II

Quelques instants plus tard, je galopais sur la route poudreuse qui longe la base des montagnes élevées qui entourent Monterey. Mon cheval faisait merveille et j'étais enthousiasmé de la surprise que j'allais causer à mon Anita qui me croyait encore à Victoria, à guerroyer contre ce brigand de Canales.

Je répondais d'un air souriant aux Buenos Dias hypocrites des rancheros que je rencontrais sur la route. Il était notoire que ces coquins nous disaient bonjour du bout des lèvres, tandis que dans leurs coeurs, ils nous vouaient à tous les diables. Mais j'étais de bonne humeur et j'oubliais pour le moment que j'étais en pays ennemi.

Je fis ainsi, sans y penser, cinq ou six lieues. Le coeur me battait d'aise, à la pensée de l'heureuse inspiration que j'avais eue de me procurer une nouvelle monture qui me permettrait de passer sept ou huit heures auprès de l'objet de mes affections; ce qui est une dose de bonheur énorme pour un militaire en campagne, croyez m'en sur parole, heureux lecteur qui n'êtes jamais sorti de la paisible catégorie des péquins.

Je galopais donc content de moi-même et ne pensant nullement au danger, quant j'arrivai au gué d'une petite rivière qu'il me fallait traverser pour continuer ma route. Je lâchai la bride à mon cheval pour lui permettre de s''abreuver à l'eau claire qui roulait sur un lit de cailloux. Je me préparais à fumer une cigarette, quand le bruit des pas de plusieurs chevaux me fit tourner la tête. Je vis cinq ou six cavaliers qui se dirigeaient vers moi, mais qui, évidemment, jusque là, ne m'avaient pas encore aperçu.

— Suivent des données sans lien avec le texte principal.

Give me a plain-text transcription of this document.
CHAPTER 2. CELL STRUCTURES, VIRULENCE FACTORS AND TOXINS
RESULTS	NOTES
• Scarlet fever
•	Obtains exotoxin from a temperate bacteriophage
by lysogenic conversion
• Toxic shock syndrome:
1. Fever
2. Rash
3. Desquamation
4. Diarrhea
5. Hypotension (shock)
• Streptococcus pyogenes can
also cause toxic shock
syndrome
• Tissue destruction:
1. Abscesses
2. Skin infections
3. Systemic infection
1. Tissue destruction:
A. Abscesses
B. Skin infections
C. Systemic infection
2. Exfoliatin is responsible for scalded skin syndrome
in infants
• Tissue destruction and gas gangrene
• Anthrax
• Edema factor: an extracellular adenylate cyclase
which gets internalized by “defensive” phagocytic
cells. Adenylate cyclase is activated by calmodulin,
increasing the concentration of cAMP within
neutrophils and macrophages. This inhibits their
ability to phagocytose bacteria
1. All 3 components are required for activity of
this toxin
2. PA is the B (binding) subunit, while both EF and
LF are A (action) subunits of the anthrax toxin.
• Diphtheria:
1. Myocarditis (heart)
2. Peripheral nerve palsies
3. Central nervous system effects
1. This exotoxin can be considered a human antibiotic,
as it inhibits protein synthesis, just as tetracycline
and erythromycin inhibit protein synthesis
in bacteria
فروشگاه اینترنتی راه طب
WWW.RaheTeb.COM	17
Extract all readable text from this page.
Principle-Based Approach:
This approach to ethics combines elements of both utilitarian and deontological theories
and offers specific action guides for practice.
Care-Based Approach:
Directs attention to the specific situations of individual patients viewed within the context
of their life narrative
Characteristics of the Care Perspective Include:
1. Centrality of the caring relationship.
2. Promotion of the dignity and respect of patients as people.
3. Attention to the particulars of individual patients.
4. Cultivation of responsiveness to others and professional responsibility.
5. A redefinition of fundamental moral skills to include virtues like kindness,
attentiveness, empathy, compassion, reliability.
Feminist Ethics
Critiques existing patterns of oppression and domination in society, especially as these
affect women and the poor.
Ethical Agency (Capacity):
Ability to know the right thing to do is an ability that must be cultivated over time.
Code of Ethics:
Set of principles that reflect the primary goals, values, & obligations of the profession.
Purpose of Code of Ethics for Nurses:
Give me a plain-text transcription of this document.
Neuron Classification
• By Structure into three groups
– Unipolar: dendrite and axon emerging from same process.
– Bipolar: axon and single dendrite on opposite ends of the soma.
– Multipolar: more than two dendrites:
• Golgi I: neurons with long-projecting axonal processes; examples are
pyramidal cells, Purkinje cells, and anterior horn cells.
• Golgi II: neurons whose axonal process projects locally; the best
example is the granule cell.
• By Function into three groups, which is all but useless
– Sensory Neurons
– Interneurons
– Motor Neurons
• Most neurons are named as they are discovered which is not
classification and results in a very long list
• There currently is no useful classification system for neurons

Leur tenue demi militaire me fut un devoir de m'assurer à qui j'avais affaire, avant de les laisser s'avancer plus près, et je les interpellai de la phrase habituelle:

--Quien vive?

--Amigos! répondirent en choeur mes interlocuteurs qui s'avançaient toujours, et qui me lancèrent en passant des bonjours équivoques. Je les laissai s'avancer et traverser la rivière, mais je résolus de ne pas les perdre de vue, pour éviter toute espèce de malentendu de la part de ces messieurs que je soupçonnais fortement d'appartenir à quelque bande du voisinage. Je les suivis donc à distance, bien décidé à ne pas leur donner la chance de se cacher dans les broussailles et de me lancer une balle à la manière proverbiale des brigands à qui nous faisions la guerre.

Je crus m'apercevoir que l'un d'entre eux tournait de temps en temps la tête, comme pour s'assurer que je les suivais toujours, mais j'en arrivai bientôt à ne plus y porter attention et à croire, qu'après tout, ces pauvres diables pouvaient bien n'être pas autres que de paisibles fermiers du voisinage qui revenaient de Monterey. Je me relachai donc de ma surveillance et je retombai peu à peu, dans la série d'idées couleur de rose que m'avait inspirées l'espoir de me trouver bientôt auprès de mon Anita.